If you were to draw your conclusions about children's development based on the products you see marketed to them, you might presume that children are loud, brash, cacophonous creatures who prefer colors that clash, wide-eyed characters with squeaky high voices and a thick layer of glitter coating their world.
Don't get me wrong. I love glitter. But children are a bit more complicated than the bouncy, sparkly, primary-color driven ballpits that mass marketers presume them to be.
When you visit a Montessori classroom, you may be surprised at the color palette. Gone are the large-scale, full-wall murals of cartoon characters and unicorn-filled horizons. The teachers aren't wearing their "teacher sweaters," bedazzled with funny slogans or bold colors. The walls are largely unadorned, with next to nothing hung at the height of adult eyes. There is no loud music sung by costumed clowns playing in the background. Instead, the classroom furniture is stained in natural wood or painted in soft colors. The walls are neutral and bare. The teachers fade into the background, in both their dress and their demeanor. If there's music playing, it's gentle instrumentals. The physical environment, including the teachers within it, seems designed to fade away, instead of to draw the children's attention.
In a Montessori classroom, we want to support children's developing attention spans by enticing that attention to the elegant design of the didactic materials. If you scan a Montessori classroom quickly, you should notice the materials emerge against the neutral background of the shelves and walls. The beautiful, elegant lessons, each on its own tray, draw your eye. You notice the way the light catches the golden beads. You notice the crisp reflection of light through a stream of water pouring from one jug to another. The materials we want the children to attend to are at their eye level. There is little at all at the eye level of adults. Why should there be? This is not their space.
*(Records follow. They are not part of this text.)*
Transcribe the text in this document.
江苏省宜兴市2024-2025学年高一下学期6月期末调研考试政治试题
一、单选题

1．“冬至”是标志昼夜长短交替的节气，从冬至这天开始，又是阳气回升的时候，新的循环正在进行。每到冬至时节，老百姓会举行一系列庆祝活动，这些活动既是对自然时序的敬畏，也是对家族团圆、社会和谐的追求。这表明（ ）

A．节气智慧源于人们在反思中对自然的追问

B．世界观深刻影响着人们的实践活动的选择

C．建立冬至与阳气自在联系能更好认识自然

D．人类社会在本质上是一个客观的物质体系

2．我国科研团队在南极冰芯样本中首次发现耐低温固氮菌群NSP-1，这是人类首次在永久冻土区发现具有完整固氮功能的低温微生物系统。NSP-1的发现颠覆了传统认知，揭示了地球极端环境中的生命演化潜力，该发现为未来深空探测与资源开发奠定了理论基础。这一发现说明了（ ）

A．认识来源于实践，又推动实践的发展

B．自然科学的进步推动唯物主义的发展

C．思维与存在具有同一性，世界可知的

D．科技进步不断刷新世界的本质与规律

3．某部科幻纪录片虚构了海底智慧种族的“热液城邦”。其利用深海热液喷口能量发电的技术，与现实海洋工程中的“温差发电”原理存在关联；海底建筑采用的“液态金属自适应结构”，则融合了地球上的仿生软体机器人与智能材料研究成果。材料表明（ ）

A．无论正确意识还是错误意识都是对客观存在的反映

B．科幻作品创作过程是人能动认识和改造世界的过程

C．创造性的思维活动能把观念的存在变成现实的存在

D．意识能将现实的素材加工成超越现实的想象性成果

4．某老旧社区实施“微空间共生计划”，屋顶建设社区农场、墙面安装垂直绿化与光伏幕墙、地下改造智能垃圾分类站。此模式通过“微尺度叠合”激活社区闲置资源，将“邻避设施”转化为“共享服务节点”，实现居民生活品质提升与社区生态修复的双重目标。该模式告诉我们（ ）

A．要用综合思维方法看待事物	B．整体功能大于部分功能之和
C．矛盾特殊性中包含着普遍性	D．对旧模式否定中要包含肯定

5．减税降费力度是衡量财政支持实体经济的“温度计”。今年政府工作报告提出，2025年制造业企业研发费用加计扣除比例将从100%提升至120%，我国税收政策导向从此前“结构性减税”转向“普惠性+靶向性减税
And, as it turns out, the children are comforted by it. These are not environments designed to inspire chaos, but to offer calm assurance. These are not spaces within which you will be startled by sight or sound, but instead ones in which your focus will be uninterrupted and your individual interests respected. If you want conversation, it will be available to you, but you won't be forced to answer or engage, especially if you're already absorbed in your own work. If the busy-ness of the classroom is too much for you, there will be a quiet space to which you can retreat, from which you can observe the activity of your peers until you're ready to re-engage. It turns out, these are environments in which children participate in much the same way that adults do in the environments designed for their productivity, ones that allow extended concentration without interruption, that allow for the self-regulation of one's own needs, that offer space for collaboration and space for retreat.
When the environment is disruptive, it is the child who is most disrupted. Instead, we want to offer the child time at his or her own pace in environments that support his or her own development, without the distraction of colors, sounds and sights that adults think are "childish." We want to protect the child's ability to attend and to wonder, by giving them spaces that draw their attention and allow them stillness and awe. Still developing the ability to concentrate without distraction (indeed- a skill many of us don't have even as adults!) children are able to focus best in spaces with fewer distractions. Still discerning whether the world is a safe place for them, children are comforted best by environments that are predictable and calm. There's a reason the symbol for peace is an olive branch: it takes a long time in undisturbed soil for olive trees to grow. Likewise, the classroom and the child need a stable climate, predictable conditions and undisturbed growth to thrive.